New Delhi: A weak tax administration, a difficult business environment, inefficient and loss-making state-owned enterprises, and low labour productivity amid a large informal economy: The International Monetary Fund (IMF) has painted a dim picture of the Pakistan economy while outlining some “harsh” steps needed to rein in the situation.
In a report regarding the IMF’s $6 billion bailout for Pakistan — the 13th since the late 1980s—the multilateral agency said the Imran Khan government would need to implement “very ambitious” fiscal measures for the bailout to succeed.
ThePrint looks at the IMF report, which was published Monday, and its analysis of the Pakistani economy.
‘Series of macroeconomic and monetary policy blunders’
While the Pakistani economy grew at about 5 per cent over the past five years, the report notes, this growth came on the back of a “consumption- and import-driven growth strategy”.
According to the report, a series of “misaligned economic policies” was responsible for Pakistan’s recent balance of payments (BoP) crisis. These policies left Pakistan with a meagre $8 billion in foreign exchange reserves, which are sufficient to meet only 1.7 months of imports.
“Misaligned economic policies, including large fiscal deficits, loose monetary policy, and defense of an overvalued exchange rate, fueled consumption and short-term growth in recent years, but steadily eroded macroeconomic buffers, increased external and public debt, and depleted international reserves,” the report states.
Owing to the government’s procyclical fiscal policies—more government spending during booms, less during recessions—Pakistan’s fiscal deficit has climbed up to 6.5 per cent of the GDP, “2.5 per cent of GDP higher than budgeted”, the report notes.
This has led to a rise in public debt and current account deficit to nearly 75 per cent and 6.3 per cent of the GDP, respectively.

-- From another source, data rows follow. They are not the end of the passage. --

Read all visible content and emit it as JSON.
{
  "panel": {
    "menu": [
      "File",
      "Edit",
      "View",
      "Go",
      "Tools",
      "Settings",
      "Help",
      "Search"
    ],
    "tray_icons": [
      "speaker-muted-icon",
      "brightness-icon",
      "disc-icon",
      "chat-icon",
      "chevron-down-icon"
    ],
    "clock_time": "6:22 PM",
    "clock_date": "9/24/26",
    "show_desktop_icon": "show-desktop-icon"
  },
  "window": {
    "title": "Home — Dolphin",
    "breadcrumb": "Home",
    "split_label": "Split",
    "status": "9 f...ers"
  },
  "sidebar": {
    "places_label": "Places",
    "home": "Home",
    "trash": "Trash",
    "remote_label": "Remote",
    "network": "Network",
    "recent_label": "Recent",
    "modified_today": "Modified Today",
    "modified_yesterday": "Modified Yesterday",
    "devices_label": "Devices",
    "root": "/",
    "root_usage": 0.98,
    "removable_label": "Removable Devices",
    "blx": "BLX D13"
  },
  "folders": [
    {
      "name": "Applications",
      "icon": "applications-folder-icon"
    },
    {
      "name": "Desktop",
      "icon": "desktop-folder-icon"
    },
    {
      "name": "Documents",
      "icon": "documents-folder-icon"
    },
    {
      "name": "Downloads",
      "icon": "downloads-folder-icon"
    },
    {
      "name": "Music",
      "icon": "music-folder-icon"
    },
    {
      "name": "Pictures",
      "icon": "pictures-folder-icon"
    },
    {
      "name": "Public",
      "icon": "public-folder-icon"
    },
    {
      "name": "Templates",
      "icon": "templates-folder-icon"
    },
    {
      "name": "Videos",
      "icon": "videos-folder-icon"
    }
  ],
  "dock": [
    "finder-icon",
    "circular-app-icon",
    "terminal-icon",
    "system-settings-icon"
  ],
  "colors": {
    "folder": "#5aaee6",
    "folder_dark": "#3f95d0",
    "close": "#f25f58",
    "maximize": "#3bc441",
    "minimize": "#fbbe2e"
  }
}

The worsening of all macroeconomic indicators has eroded the confidence in the economy, resulting in a slowdown. This slowdown was visible in the deterioration of several high-frequency indicators such as “large-scale manufacturing index, domestic cement dispatches, and motor vehicle sales”, the report notes.
‘Structural problems persist’
Beyond the policy mistakes made over the past few years, the Pakistani economy continues to be plagued by a set of deeply-entrenched structural issues, the IMF has noted.
“Structural weaknesses remained largely unaddressed, including a chronically weak tax administration, a difficult business environment, inefficient and loss making SOEs, and low labour productivity amid a large informal economy,” notes the report.
The report says that Pakistan’s fiscal deficit for 2019 is expected to widen to 7 per cent of the GDP “against a budget target of 5.1 per cent in FY 2019”.
“This deterioration is largely driven by a significant revenue shortfall, equivalent to 1.4 per cent of GDP relative to the budget target,” the report says.
Pakistan suffers from an inexplicably narrow tax base — where only 1 per cent of adults are believed to be taxpayers. As a result, at 13 per cent, the country has one of the lowest tax-to- GDP ratios in the region, the report adds.
According to the IMF, the Pakistan government’s revenue shortfall was further exacerbated by a “three-fold increase of personal income tax thresholds… stalled collection of withholding taxes on mobile services due to Court decisions… and losses from Petroleum Development Levy (PDL) and sales tax on petroleum products”.
Moreover, vital sectors such as power and inefficient SoEs have caused the government to bleed further, the report states.
Through 2018-19, the arrears steadily rose in the power and gas sector. Meanwhile, according to the report, losses in “the three largest state-owned enterprises (Pakistani International Airlines, Pakistan Steel Mills, and Pakistan Railways) have continued to accumulate, now totaling over 2 percent of GDP.”
IMF adjustment programme
The IMF has a series of prescriptions for the Pakistani economy.
It talks about an ambitious fiscal consolidation – which would allow the government to reduce public debt and build resilience. This fiscal consolidation has to be supported by “comprehensive efforts to drastically improve revenue mobilization” – in order to generate 4 to 5 per cent (of the GDP) of additional tax revenue.
In terms of monetary policy, the IMF has asked Pakistan to adopt a “flexible, market-determined exchange rate”, which would make its exports competitive and rebuild foreign exchange reserves.
The report further talks about facilitating structural reforms such as energy sector reforms.
However, the IMF does state that the Imran Khan government’s budget for FY20, presented last month, “envisages a substantial fiscal consolidation”, including, among other measures, a prescription to widen the tax base.